Two recent policy changes will contribute greatly to increasing the proportion of diagnosed people who take medicine to control the virus. The first is a decision, announced in June 2016, to drop any biological thresholds for treatment. Until then, people had to get tested to see whether their CD4 blood cell count was below 500 per millilitre before they could be treated. Though the “one-stop shop” services reduced dropout, some continued to slip out of the health services at this point, and the threshold itself reduced the proportion of those diagnosed who were eligible for treatment to just 78%. The second change that should boost treatment numbers is a long-awaited commitment to provide new medicines, including combination pills which make it far easier for people to take their medicines as they should. The limited range of medicines available and the failure to switch to newer formulations with fewer side effects have contributed to slow uptake of antiretroviral therapy in China. Newer, easier-to-take drugs should encourage more newly diagnosed people to embrace the opportunity offered by treatment, especially if they can easily get hold of those drugs wherever they are in the country. Wider access to more convenient drugs will help people to take their medications more consistently, while a wider variety will provide more options for rapid switching if people develop side effects or if the virus becomes resistant to the drugs they are taking. Both of these things will improve viral suppression, contributing to progress towards the third target. The drive to ensure that targets are met will require more regular monitoring of viral loads, which will have an important benefit for clients because it helps doctors to spot potential treatment failure sooner.

9.4 The Journey Continues

HIV has taught China a lot over the last 30 years. It reminded the nation that it was not isolated from the world and that physical borders are not effective barriers to virus nor indeed to technological and social changes. The fate of tens of thousands of people who sold their plasma and became infected with HIV underlined the serious human consequences that sometimes accompany the headlong rush for economic growth.
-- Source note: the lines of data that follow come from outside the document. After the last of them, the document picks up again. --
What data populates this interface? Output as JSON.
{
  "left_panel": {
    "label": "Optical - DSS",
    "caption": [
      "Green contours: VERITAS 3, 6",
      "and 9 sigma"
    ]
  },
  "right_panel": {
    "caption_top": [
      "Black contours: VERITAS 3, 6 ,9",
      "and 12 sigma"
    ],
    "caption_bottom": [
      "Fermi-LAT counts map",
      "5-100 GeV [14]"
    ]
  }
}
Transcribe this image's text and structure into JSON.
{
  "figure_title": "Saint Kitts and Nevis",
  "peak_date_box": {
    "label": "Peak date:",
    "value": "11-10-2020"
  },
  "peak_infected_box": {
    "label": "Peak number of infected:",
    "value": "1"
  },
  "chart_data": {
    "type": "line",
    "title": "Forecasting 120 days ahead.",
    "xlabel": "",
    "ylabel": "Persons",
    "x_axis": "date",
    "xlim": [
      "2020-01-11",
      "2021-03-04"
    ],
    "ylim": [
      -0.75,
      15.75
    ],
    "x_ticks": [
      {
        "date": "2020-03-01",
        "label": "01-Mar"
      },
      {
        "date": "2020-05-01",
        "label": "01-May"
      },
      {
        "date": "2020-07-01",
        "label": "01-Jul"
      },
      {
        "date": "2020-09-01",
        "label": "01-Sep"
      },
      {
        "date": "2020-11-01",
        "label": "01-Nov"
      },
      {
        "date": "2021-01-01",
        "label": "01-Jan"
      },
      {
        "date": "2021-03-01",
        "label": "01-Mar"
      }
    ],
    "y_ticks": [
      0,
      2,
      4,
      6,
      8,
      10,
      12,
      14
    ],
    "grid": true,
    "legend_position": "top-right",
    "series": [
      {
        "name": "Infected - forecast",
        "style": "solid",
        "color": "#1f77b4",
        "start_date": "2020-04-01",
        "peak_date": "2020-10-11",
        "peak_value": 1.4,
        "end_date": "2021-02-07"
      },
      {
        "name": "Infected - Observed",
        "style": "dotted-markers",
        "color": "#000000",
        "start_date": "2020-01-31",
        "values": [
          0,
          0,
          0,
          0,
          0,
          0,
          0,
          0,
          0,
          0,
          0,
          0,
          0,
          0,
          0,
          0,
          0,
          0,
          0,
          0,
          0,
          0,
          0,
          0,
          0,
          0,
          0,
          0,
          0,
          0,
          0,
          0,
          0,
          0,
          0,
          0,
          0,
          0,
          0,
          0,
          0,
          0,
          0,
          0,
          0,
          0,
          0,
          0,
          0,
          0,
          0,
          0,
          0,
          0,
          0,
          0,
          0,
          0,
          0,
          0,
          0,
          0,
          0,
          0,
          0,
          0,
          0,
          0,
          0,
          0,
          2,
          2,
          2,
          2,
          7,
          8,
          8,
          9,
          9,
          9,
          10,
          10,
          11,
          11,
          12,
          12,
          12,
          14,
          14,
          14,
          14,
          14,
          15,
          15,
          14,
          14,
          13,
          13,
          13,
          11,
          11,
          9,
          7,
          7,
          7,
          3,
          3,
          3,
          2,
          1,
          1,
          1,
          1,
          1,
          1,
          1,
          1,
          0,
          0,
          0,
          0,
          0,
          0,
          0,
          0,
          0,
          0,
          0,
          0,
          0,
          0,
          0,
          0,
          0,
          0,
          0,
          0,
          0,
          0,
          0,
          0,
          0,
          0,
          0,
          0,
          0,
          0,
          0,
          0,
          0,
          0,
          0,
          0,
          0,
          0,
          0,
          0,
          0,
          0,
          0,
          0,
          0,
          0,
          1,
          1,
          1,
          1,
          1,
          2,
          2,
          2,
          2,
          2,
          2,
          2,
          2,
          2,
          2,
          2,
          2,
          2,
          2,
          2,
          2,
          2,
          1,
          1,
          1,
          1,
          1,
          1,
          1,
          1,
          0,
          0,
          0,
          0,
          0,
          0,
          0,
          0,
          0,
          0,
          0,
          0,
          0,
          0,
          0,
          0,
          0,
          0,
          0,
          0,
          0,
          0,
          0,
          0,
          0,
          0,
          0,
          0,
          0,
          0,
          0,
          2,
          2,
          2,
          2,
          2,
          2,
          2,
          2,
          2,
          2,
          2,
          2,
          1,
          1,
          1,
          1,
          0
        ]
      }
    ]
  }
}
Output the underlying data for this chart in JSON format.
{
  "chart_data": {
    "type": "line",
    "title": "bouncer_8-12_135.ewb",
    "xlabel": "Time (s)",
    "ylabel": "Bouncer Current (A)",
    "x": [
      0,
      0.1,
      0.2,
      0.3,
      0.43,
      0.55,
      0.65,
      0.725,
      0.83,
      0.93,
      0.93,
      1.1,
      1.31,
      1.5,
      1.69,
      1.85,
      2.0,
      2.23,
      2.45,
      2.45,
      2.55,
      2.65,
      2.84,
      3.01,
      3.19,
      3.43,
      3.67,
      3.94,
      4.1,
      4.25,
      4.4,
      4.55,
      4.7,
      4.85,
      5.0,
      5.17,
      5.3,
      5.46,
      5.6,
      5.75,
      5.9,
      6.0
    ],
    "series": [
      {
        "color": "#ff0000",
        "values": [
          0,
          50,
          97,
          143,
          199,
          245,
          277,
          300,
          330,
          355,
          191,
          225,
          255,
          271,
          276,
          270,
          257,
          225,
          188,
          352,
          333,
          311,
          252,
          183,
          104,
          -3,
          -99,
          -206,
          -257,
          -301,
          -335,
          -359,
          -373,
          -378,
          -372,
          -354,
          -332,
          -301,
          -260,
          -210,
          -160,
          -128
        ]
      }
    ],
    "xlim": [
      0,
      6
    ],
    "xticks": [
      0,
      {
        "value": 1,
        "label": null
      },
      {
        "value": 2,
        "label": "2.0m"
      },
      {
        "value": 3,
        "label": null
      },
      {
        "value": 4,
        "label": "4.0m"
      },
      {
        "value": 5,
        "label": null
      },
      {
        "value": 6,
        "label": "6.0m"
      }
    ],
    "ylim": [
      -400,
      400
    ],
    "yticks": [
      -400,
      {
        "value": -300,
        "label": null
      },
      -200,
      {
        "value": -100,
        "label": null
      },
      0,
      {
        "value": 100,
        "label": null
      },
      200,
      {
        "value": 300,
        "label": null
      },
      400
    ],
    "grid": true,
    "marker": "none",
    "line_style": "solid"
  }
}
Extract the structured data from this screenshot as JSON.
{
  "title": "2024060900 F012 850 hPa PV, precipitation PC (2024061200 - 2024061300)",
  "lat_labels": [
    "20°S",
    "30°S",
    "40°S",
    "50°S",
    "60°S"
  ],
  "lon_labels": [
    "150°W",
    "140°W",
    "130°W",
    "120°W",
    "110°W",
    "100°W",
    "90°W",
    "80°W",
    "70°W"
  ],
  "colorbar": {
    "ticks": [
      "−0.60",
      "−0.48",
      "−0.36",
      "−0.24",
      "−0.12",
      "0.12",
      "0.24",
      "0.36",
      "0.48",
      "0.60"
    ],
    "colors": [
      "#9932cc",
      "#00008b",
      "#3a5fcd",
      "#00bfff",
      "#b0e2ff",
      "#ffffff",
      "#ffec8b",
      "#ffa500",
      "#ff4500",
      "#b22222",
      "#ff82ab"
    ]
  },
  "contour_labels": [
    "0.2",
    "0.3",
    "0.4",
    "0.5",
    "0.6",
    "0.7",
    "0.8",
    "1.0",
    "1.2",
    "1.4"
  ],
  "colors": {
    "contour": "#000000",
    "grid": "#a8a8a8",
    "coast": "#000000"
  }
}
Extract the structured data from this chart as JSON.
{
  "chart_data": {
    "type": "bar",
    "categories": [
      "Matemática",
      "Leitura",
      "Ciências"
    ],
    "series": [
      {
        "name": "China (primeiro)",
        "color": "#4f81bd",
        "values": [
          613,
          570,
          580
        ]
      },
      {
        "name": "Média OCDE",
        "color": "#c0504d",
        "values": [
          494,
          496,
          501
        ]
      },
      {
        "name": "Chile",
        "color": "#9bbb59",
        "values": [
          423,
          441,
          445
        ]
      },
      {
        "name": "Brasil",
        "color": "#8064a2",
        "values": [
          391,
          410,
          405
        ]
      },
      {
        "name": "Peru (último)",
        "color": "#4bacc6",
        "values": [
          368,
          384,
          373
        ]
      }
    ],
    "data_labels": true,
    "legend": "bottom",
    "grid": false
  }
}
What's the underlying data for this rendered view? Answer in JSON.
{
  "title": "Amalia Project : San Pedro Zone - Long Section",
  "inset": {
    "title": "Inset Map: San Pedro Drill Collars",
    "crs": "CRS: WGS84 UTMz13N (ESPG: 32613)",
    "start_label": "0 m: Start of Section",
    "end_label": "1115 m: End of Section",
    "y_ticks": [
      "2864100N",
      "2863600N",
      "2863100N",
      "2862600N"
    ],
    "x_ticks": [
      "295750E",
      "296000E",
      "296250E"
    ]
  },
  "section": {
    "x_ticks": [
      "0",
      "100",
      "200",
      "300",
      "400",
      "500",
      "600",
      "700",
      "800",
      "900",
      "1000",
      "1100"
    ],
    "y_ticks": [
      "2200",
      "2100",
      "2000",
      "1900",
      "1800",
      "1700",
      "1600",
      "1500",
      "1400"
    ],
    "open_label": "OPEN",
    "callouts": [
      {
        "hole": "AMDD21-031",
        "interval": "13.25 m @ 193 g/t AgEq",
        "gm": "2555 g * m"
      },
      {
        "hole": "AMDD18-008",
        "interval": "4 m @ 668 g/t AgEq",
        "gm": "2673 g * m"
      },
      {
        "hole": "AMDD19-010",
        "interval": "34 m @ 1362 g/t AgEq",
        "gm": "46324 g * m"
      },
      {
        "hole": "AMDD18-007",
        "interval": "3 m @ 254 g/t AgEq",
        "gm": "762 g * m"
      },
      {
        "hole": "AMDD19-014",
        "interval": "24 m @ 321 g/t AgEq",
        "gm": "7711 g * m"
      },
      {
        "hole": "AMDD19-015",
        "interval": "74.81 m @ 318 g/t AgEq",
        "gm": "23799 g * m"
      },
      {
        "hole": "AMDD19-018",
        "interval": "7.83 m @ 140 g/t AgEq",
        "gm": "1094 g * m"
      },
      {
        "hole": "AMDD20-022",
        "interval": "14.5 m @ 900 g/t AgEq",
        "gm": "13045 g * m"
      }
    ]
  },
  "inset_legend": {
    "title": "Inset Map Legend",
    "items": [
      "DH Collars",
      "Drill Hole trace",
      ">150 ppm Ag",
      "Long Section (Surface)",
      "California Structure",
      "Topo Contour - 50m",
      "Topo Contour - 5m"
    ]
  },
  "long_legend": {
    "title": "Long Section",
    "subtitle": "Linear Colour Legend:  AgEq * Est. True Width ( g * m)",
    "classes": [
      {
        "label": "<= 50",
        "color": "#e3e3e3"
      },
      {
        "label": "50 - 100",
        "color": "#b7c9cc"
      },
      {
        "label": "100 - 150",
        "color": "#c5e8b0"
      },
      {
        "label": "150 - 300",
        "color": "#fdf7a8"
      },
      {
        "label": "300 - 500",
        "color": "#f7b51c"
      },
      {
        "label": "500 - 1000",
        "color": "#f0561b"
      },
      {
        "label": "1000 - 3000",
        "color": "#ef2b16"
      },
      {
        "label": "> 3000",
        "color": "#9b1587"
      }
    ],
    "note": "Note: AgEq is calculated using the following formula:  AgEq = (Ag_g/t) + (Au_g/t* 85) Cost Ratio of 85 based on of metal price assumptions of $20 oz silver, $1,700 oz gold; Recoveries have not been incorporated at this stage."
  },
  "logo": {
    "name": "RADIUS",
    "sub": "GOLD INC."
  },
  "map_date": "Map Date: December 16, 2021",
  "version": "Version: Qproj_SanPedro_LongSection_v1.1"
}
Denial was shown to be not only useless but also damaging. The power of real political commitment to drive effective change, on the other hand, has been demonstrated very clearly.

Many lessons are equally valuable for other countries, too. The importance of understanding the specific features of local HIV epidemics and of building up a strong evidence base have been underlined by China’s experience. A willingness to take risks, to seek pragmatic solutions and to adapt to changing circumstances has been the bedrock of the nation’s success.

As long as that pragmatism and flexibility continue to underpin the response to HIV, China’s government and its citizens will be in a strong position to face the next decade with confidence, knowing that they will be able to work together to limit the number of new infections and to improve the well-being of people who live with HIV.